Therefore, if you're a retailer, you're most likely going to choose rewarding your current customers - especially the very best ones. If they're outspending the rest of your consumer base by 16 to 1, you definitely want to keep them shopping in your stores. But what about a discount motel? If the very best patrons outspend the rest by 5 to 1, then maybe it's more cost-effective for your motel chain to concentrate its marketing efforts on attracting a steady stream of new customers.

The Engaging Digital Consumers survey by Infosys revealed just how discerning modern consumers can be. A large portion of the 5,000 people polled said, for example, that they'd consider switching banks if they knew another institution was better at keeping their deposits safe from things like cybercrime. It's interesting to consider a bank's point of view as well. It stands to reason that some of those customers have enormous bank accounts and are constantly using all sorts of the bank's services, which translate into lucrative fees. Yet other customers undoubtedly have small accounts and never utilize the bank's add-on services. The bank will want to concentrate its efforts on rewarding the high-value customers. If it tries to attract new customers, it will want to utilize as much technology as possible to find and market to the high-value crowd.

No business wants to spend money on retaining customers who serve as a drain on the organization's resources. If someone is constantly buying clothing from a retailer and returning it a few days later, does that clothing chain truly want to reward that person with perks and special promotions? Probably not. What about mail-order catalogues that offer free delivery? If a customer tends to order lots of cheaper items more often, then he's less valuable to the company than the customer who orders lots of big-ticket items at a time.

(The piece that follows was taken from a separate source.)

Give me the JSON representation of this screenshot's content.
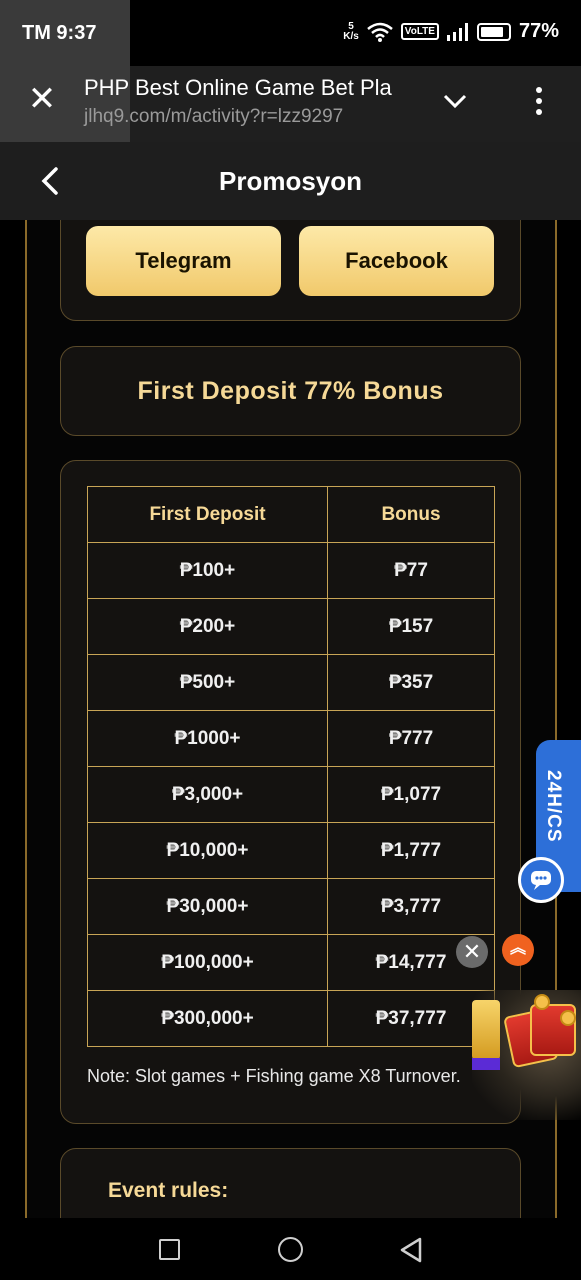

However, a retailer doesn't want to cut a customer loose and risk bad publicity. A few years ago a cellular phone service did just that: It weeded out the customers who were costing the company money. The company failed to account for the bad buzz that its "rejection" letters created in the marketplace. Maybe if that company had better data analytics, it could have figured out how to better monetize services for otherwise low-value customers. Indeed, today's savviest enterprises are using the power of Big Data to maximize both the effectiveness and efficiency by which they interact with all their customers.


A small amount of customers account for the biggest amount of profits. The 80/20 rule is true, however we cannot ignore new customers who might be potential high value customers.
Organizations, depending upon the industry they belong to, can make use of data to find out how they can convert low value customers into high value one's thus increasing the share of pocket of its customers.